What’s the Next Step For the Caribbean Coconut Industry?
By the Caribbean Journal staff
After a slump, the Caribbean’s coconut industry seems to be rebounding. But what’s the next step for an industry that stretches across the region?
Industry stakeholders met in Guyana this week during the Caribbean Week of Agriculture to discuss the “vast potential” of Caribbean coconuts, holding a workshop on Monday and Tuesday organized by the Technical Centre for Agriculture and Cooperation, the Caribbean Agricultural Research and Development Institute and the University of the West Indies.
The group addressed the recent growth of the industry, the varied uses of coconut and opportunities to push the industry, which still faces challenges like pests and diseases and a lack of market research on the use of its byproducts.
Coconuts can be used for a multitude of purposes, from converting the husks into compost and, thereby, into electricity; turning flesh into coconut oil and milk and the use of coconut jelly.

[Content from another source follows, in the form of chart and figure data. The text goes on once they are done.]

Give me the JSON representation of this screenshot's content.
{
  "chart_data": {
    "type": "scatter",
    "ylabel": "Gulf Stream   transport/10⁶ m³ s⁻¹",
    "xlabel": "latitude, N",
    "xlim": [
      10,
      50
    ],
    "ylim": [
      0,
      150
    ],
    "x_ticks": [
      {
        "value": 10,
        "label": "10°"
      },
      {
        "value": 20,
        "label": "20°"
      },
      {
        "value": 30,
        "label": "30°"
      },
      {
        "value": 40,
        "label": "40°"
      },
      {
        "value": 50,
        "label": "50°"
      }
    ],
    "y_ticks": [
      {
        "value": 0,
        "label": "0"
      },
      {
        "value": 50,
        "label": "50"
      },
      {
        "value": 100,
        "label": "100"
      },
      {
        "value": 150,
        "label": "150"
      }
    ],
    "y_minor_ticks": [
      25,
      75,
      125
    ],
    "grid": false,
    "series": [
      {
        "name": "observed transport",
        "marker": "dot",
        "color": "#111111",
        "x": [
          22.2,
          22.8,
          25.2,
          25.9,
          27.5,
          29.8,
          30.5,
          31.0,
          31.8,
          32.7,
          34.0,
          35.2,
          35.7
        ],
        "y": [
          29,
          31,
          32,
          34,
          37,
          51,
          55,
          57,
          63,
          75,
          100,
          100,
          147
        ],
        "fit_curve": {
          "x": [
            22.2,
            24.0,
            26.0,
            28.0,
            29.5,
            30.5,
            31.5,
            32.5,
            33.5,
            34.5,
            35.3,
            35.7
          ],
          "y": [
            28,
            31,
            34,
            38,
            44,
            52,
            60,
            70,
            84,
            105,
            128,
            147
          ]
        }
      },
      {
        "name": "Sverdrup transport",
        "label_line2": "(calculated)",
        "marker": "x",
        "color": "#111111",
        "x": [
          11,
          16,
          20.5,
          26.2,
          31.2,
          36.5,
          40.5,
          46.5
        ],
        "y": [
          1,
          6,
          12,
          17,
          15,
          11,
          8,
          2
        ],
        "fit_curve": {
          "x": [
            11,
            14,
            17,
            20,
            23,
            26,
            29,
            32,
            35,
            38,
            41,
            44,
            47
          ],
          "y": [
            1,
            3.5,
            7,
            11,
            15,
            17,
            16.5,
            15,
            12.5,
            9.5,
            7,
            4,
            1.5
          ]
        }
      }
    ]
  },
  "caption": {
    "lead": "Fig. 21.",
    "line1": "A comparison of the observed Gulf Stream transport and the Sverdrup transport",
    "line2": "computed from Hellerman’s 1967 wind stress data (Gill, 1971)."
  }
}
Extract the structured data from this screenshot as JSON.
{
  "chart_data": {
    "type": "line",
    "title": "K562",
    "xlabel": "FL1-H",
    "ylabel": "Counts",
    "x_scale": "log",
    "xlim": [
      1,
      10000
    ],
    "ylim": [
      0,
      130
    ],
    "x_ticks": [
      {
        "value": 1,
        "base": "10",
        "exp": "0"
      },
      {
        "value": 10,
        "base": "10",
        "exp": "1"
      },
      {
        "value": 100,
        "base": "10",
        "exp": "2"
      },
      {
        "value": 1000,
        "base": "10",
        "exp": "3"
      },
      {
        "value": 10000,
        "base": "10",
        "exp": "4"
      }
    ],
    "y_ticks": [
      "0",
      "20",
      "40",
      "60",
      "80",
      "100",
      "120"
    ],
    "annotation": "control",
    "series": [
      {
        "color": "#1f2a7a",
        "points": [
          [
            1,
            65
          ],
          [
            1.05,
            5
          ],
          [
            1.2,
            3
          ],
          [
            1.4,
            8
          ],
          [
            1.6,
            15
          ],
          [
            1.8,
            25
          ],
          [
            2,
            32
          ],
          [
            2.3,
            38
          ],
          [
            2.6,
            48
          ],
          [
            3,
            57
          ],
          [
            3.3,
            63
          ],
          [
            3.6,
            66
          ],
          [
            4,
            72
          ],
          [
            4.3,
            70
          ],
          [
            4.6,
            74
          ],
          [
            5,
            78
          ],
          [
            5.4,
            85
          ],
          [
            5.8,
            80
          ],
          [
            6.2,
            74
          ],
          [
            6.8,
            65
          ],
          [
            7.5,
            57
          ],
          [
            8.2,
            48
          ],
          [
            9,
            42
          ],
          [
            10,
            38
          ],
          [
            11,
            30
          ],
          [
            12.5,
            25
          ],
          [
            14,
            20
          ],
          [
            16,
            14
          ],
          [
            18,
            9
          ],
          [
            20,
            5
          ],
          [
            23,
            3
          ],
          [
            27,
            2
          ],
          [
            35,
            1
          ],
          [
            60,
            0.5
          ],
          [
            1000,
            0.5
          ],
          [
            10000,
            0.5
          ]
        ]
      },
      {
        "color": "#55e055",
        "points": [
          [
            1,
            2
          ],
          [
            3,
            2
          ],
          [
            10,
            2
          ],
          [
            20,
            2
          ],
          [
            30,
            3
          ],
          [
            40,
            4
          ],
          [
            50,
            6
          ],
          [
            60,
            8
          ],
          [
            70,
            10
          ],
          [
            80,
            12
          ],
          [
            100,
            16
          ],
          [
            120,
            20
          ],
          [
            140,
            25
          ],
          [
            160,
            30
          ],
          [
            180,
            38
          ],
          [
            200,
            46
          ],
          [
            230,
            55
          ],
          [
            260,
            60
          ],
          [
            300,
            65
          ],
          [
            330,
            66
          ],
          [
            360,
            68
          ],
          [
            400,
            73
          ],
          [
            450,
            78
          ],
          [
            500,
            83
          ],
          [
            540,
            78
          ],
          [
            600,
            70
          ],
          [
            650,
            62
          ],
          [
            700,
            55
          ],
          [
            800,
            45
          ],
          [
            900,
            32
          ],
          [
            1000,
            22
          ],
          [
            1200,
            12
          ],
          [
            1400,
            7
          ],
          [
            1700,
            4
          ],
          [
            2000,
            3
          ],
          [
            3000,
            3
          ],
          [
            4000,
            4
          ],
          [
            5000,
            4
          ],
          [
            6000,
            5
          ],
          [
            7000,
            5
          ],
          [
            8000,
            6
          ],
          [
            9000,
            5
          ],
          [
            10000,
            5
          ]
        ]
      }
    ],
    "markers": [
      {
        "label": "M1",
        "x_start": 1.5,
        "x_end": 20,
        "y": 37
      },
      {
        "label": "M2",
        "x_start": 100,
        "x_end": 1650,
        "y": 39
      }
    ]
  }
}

“We need to organize the industry; we need to have people working closer together …We are not looking at coconut only for coconut oil as we did 10 to 15 years ago,” said Arlington Chesney, executive director of CARDI. “There are new products: coconut water, which used to be a `by-the-way’ drink, is now a full-fledged industrial drink … we see more of the by-products being utilized.”
Chesney said there were also more coconuts moving across the CARICOM market, from Guyana to Trinidad, for example.
This year’s CWA has attracted participation from across the Caribbean (including Haiti for the first time) and as far as Tonga and Samoa in the Pacific.